Given these restrictions, we can make a key simplification: all three territories lie on the Equator, and consist of single points. Now, we can examine the problem two-dimensionally—imagine you’re looking down on the earth from above the North Pole, and that your three points are distributed around the Equator. It’d look something like this:

If we view the sun as being infinitely distant (apologies to Calvin’s dad), the sunlit side will be a semicircle that rotates around the disk of our 2-dimensional Earth. Looking at the picture above, it should be clear that the only way for your empire to be completely dark is for there to be a territory-free arc of more than 180°. Now here’s a cool fact: your empire will be eternally-sunlit exactly when the circle’s center lies within that red triangle. (Think about it: can you place a sunlit semicircle on the edge if the center isn’t inside the triangle?)

It turns out this fact relies on a 2,600-year-old geometry fact called Thales’ theorem. Here it is:

Thales’ Theorem: Given three points A, B and C on a circle with center O, if the line AC passes through O then ∠ABC is a right angle.

Legend has it that Thales celebrated the discovery of this theorem by sacrificing an ox (good times!). A generalization of the theorem appeared in Eulcid’s Elements as Proposition 33 of Book III. Now, here’s an easy generalization of Thales’ theorem and Proposition 33:

Theorem: Given three points A, B, C on a circle with center O, the triangle ABC contains O exactly when ∠AOC is less than 180°.

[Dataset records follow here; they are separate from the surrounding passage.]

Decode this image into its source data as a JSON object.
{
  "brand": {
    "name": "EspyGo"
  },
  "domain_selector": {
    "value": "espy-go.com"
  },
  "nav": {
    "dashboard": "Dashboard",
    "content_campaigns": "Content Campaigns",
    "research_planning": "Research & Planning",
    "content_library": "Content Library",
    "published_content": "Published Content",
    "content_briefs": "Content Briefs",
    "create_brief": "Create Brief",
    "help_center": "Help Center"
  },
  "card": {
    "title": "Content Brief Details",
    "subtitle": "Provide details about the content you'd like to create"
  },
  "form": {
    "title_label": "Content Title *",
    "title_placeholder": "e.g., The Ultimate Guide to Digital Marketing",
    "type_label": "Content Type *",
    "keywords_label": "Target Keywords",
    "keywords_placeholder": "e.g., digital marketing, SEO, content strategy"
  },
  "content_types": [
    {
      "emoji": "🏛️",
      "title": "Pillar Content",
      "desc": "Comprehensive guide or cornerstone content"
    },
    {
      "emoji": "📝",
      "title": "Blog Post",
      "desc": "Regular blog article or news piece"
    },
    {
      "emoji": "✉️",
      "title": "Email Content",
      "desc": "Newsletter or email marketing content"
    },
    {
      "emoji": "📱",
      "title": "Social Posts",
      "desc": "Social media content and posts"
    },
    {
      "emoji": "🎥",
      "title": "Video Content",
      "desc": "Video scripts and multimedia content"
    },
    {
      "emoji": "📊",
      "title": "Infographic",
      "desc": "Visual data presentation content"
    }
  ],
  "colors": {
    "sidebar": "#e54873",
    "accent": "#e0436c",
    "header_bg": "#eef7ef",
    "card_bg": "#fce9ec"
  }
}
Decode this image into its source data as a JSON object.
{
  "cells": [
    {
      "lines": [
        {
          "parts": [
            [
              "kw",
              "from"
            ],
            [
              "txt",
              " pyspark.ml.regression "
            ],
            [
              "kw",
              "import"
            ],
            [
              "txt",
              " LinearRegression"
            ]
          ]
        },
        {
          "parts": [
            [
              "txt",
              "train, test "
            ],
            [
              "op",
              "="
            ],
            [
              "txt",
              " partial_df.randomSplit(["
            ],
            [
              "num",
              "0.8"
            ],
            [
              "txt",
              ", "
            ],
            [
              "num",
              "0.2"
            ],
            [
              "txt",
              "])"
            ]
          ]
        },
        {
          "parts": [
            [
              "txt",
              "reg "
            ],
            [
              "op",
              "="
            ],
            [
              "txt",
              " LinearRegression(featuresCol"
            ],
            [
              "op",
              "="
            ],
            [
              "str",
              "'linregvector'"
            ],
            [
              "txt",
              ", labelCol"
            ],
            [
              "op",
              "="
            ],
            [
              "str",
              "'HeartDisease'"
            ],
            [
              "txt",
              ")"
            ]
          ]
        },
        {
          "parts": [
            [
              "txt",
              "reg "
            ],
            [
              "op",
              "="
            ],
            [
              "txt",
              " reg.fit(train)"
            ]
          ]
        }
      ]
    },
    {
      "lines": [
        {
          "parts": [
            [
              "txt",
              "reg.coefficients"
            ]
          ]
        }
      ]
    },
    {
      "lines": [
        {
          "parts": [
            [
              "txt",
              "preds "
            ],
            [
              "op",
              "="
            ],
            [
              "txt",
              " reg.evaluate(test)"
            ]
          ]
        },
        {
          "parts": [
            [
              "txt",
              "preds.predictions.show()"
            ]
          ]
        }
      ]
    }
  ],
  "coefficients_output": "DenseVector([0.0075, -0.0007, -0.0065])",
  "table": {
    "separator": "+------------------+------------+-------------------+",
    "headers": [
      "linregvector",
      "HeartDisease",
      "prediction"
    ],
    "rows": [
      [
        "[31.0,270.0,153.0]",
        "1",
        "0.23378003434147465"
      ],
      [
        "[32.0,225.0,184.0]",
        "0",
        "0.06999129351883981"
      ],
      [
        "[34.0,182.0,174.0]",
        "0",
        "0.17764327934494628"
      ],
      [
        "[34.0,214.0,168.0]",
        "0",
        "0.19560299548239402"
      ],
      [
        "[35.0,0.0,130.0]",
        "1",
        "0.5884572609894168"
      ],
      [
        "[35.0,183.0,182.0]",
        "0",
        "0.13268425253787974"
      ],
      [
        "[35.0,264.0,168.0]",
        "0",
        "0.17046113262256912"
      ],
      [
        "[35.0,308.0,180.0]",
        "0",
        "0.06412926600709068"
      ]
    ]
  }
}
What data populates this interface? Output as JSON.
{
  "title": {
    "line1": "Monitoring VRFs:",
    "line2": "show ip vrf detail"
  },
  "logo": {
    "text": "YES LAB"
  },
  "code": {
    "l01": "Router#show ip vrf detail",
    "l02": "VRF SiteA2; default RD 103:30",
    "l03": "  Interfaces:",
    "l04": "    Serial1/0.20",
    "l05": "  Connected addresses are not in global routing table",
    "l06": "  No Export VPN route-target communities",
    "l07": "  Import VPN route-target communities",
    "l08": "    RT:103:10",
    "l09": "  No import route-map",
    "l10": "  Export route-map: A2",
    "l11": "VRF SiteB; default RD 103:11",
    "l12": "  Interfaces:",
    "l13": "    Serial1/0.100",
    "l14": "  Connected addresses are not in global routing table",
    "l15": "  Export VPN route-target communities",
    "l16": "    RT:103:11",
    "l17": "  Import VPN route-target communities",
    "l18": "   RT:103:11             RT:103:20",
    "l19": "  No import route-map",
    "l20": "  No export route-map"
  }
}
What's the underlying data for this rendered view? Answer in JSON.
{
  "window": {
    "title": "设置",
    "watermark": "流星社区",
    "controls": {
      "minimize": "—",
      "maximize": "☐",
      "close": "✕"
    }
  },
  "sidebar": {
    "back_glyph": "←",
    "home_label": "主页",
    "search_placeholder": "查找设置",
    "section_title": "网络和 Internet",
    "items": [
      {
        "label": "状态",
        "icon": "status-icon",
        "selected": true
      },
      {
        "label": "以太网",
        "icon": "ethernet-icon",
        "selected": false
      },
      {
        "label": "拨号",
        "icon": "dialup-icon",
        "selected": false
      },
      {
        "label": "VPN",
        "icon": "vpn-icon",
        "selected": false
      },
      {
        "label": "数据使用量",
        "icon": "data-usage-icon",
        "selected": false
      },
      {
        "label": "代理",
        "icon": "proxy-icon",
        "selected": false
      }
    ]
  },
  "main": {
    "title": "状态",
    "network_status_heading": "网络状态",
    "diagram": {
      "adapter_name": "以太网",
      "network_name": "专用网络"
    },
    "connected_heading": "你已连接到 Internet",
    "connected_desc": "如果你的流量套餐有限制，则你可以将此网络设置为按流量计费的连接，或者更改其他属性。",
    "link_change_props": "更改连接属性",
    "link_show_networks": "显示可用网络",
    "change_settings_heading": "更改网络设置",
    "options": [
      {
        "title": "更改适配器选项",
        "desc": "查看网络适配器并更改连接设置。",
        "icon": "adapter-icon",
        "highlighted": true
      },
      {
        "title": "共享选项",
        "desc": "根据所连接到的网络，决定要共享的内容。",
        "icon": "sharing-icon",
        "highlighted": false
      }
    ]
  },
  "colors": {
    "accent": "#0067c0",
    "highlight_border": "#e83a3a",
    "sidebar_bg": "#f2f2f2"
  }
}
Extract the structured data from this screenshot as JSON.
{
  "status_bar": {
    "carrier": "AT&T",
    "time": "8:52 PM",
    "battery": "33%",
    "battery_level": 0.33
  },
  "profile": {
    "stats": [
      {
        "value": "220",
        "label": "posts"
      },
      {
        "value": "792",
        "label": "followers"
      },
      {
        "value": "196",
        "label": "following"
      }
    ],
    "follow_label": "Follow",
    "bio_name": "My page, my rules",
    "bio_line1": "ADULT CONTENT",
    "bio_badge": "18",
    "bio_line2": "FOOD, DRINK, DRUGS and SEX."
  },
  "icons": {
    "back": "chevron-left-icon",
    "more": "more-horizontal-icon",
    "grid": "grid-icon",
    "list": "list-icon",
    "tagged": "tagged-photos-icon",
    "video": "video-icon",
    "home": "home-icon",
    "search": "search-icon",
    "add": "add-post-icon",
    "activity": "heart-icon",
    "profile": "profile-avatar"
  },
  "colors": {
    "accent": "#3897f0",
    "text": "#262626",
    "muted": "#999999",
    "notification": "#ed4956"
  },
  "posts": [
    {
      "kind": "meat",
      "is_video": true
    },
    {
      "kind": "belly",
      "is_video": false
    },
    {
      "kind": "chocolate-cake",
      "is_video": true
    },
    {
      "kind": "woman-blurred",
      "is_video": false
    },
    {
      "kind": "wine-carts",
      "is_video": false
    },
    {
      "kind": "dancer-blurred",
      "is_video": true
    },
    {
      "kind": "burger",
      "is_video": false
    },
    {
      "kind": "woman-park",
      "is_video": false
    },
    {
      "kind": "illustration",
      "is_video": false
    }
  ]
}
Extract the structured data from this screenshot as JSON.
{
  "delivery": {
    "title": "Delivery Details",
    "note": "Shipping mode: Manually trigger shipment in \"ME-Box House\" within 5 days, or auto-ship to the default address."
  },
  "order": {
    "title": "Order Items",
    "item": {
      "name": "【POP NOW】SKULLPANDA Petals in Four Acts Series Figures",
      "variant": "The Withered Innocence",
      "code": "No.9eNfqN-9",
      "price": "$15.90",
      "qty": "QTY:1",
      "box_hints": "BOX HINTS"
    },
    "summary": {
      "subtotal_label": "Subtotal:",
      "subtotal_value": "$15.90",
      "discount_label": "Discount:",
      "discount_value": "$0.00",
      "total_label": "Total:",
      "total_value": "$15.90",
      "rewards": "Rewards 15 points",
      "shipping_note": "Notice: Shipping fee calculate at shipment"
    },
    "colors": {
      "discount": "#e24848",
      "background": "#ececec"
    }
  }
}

It gets even easier if we notice that the diagram above makes some unstated assumptions about the points: specifically, A, B, and C are given in order of increasing longitude, and the International Date Line lies on the arc AC. So, using some common sense, we get the following simple rule for our empire:

A nation is perpetually-sunlit if, and only if, it has three territories A, B, C (listed in increasing longitude) for which the longitude of C minus the longitude of A is greater than 180°.

Based on this formula, only two nations are perpetually-sunlit today: the United Kingdom (take Pitcairn Island, London, and Diego Garcia) and France (Martinique, Paris, and New Caledonia). The Dutch qualified until they gave up Netherlands New Guinea in 1962.

So, how could you go about building an eternally-sunlit empire of your own? Unfortunately, you don’t have many options—most of the world’s land has been claimed already. But there are a few scraps of territory you could snap up:

1. The Bir Tawil (21.871° N, 33.737° E): A trapezoid of sand in the Sahara, the Bir Tawil is on the Egypt-Sudan border but is claimed by neither country. Go plant a flag there, and it’s yours.
2. Russkaya Station (74.766° S, 136.803° W): This Antarctic station, closed in 1990, is located in Marie Byrd Land, which is not claimed by any country. You could probably buy it for the right price, and, if you felt like it, use it to film your own fanfic episodes of the X-Files. (And yes, there are certainly times of the year when it’d be in darkness, but beggars can’t be choosers.)
3. After that, you need only rustle up some sovereign territory east of 33.73° E and west of 136.87° W. I’d suggest looking at Private Islands Magazine (my local library doesn’t carry it, I have no idea why) for ideas. Of course, you’ll still have to lead a revolt against the country that your new island is situated in.

And stay away from Yadua Island—I call dibs.